Так они и жили, достойно и мирно.
О, милый дом! Воспоминания детства проходят перед моими глазами чередой озаренных пламенем картин. Внутренние дворики, где на рассвете я наблюдала, как распускаются бутоны лотоса в пруду и цветут пионы на террасах. Семейные комнаты, где на плиточном полу играли ребятишки, а перед фигурками домашних богов горели свечи. Комната моей матери и ее строгий изящный профиль, склоненный над книгой, а в глубине – огромная кровать с балдахином.
И наконец, дорогая сердцу величественная гостиная с громоздкими диванами и креслами тикового дерева, с длинным резным столом и алыми атласными занавесями в дверных проемах. Над столом – портрет первого императора династии Мин: неукротимое лицо, подбородок словно высечен из гранита. По обе стороны от него висят узкие золотые свитки. Всю южную стену гостиной занимают резные оконные рамы, затянутые рисовой бумагой. Проникающий в темную комнату рассеянный свет поднимается до самого потолка и ложится на тяжелые балки, окрашенные золотом и киноварью. Сидеть в зале предков и наблюдать, как он погружается в сумрачную тишину, было все равно что слушать музыку.
На второй день Нового года, когда знатные дамы наносят друг другу визиты, зал слегка оживляется. В его вековой сумрак входит целая свита блестяще одетых женщин; комнату наполняют свет, смех и обрывки торжественных разговоров. Рабы вносят красные лакированные подносы с маленькими пирожными. Матушка руководит всем с серьезной учтивостью. На протяжении сотен лет древние балки созерцают одну и ту же картину: черные головы и темные глаза, радужные шелка и атласы, нефритовые, жемчужные и рубиновые гребни для волос, сверкание бирюзы и золота на точеных руках.

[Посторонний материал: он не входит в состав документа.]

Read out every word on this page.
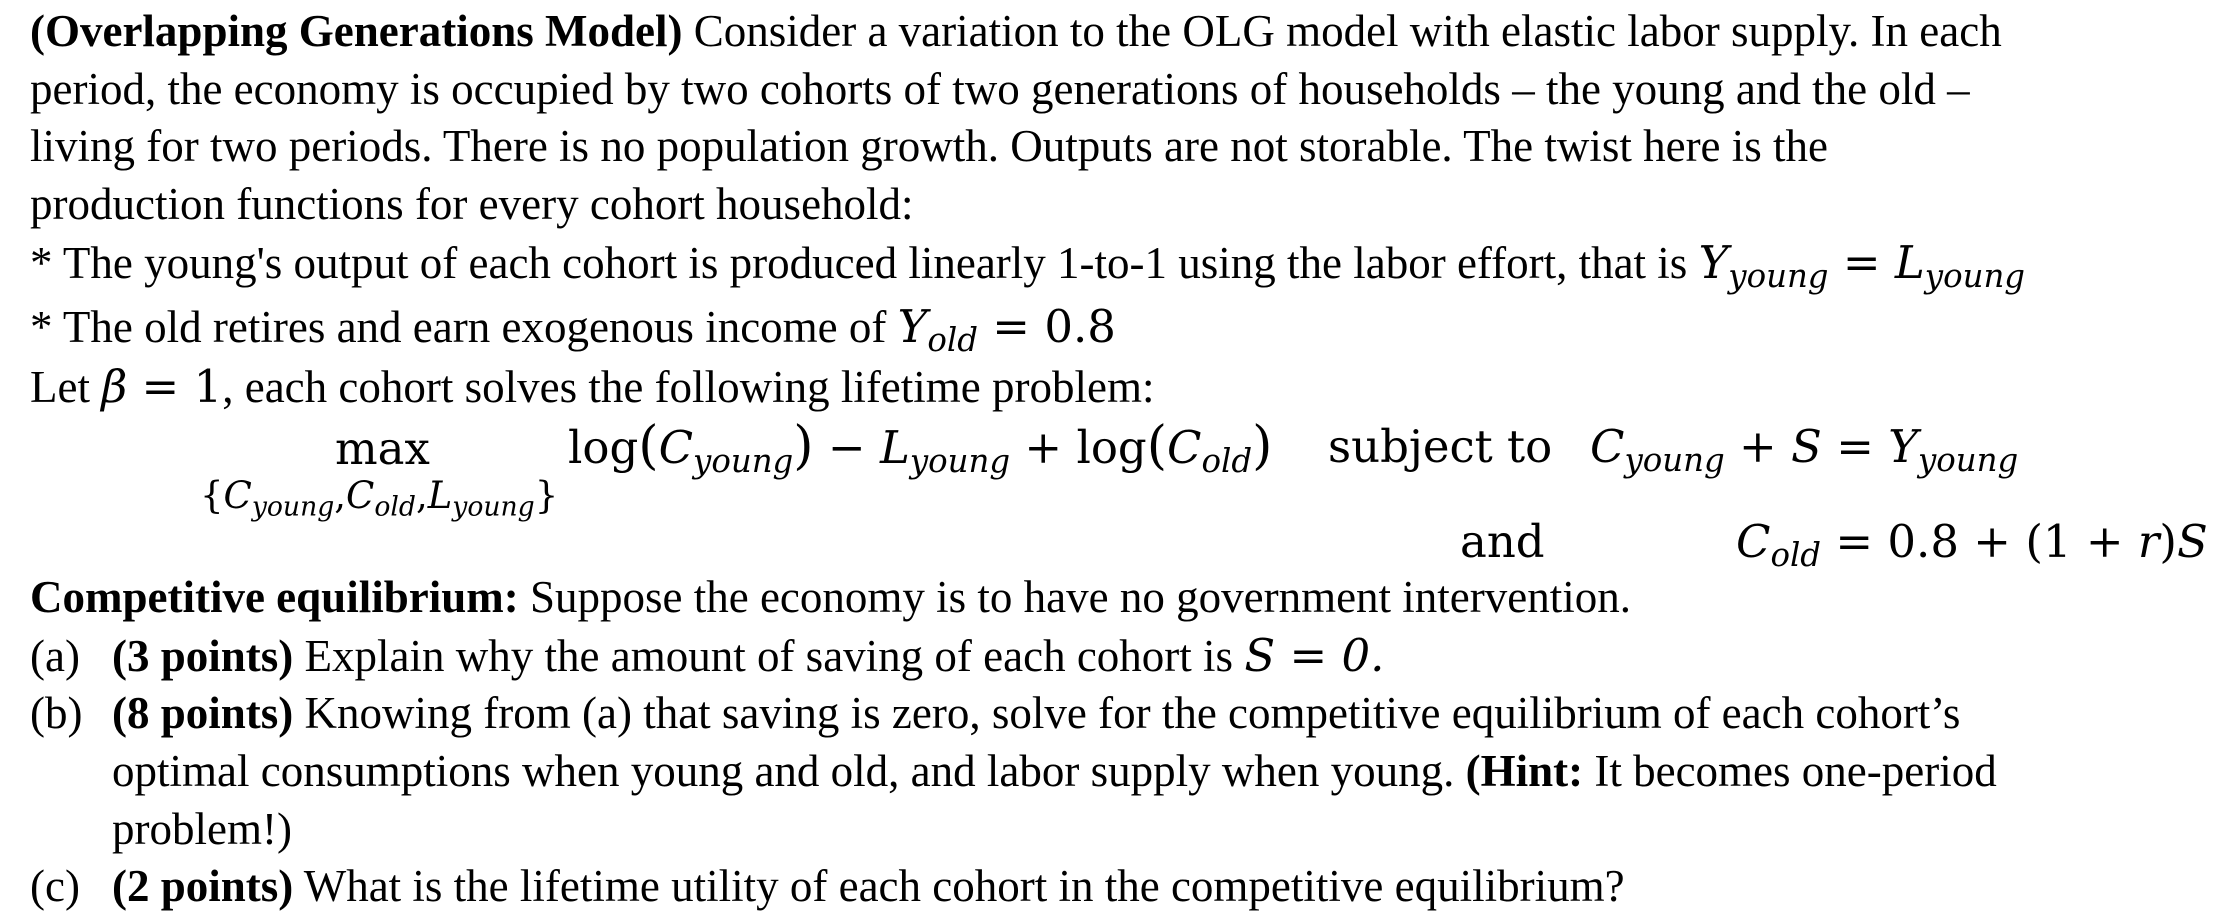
(Overlapping Generations Model) Consider a variation to the OLG model with elastic labor supply. In each
period, the economy is occupied by two cohorts of two generations of households – the young and the old –
living for two periods. There is no population growth. Outputs are not storable. The twist here is the
production functions for every cohort household:
* The young's output of each cohort is produced linearly 1-to-1 using the labor effort, that is $Y_{young} = L_{young}$
* The old retires and earn exogenous income of $Y_{old} = 0.8$
Let β = 1, each cohort solves the following lifetime problem:
max
$\{C_{young},C_{old},L_{young}\}$
$\log(C_{young}) - L_{young} + \log(C_{old})$ subject to $C_{young} + S = Y_{young}$
and	$C_{old} = 0.8 + (1 + r)S$
Competitive equilibrium: Suppose the economy is to have no government intervention.
(a) (3 points) Explain why the amount of saving of each cohort is S = 0.
(b) (8 points) Knowing from (a) that saving is zero, solve for the competitive equilibrium of each cohort’s
optimal consumptions when young and old, and labor supply when young. (Hint: It becomes one-period
problem!)
(c) (2 points) What is the lifetime utility of each cohort in the competitive equilibrium?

О дорогой, нежно любимый дом!
Я вижу себя: маленькая фигурка вцепилась в руку брата возле костра во дворе, где вот-вот торжественно сожгут богов кухни. Их бумажные губы намазаны медом, чтобы они вознеслись на небеса со сладкими речами и забыли рассказать о спорах служанок и об украденной из мисок еде. Мы молчим, преисполненные благоговения перед этими посланниками в далекую неизвестность.
Вот я на Фестивале драконов в своем лучшем наряде из розового шелка, расшитом цветами сливы, не могу дождаться вечера, когда брат поведет меня на берег реки посмотреть на драконью лодку.
Я вижу качающийся фонарь-лотос, который на Празднике Фонарей несет моя старая няня. Она смеется над моим восторгом, когда, с наступлением вечера, я наконец зажигаю красную дымящую свечу.
Вот я медленно иду рядом с матерью к большому храму. Она кладет благовония в урну. Мы вместе почтительно преклоняем колени перед богиней, и я холодею от страха.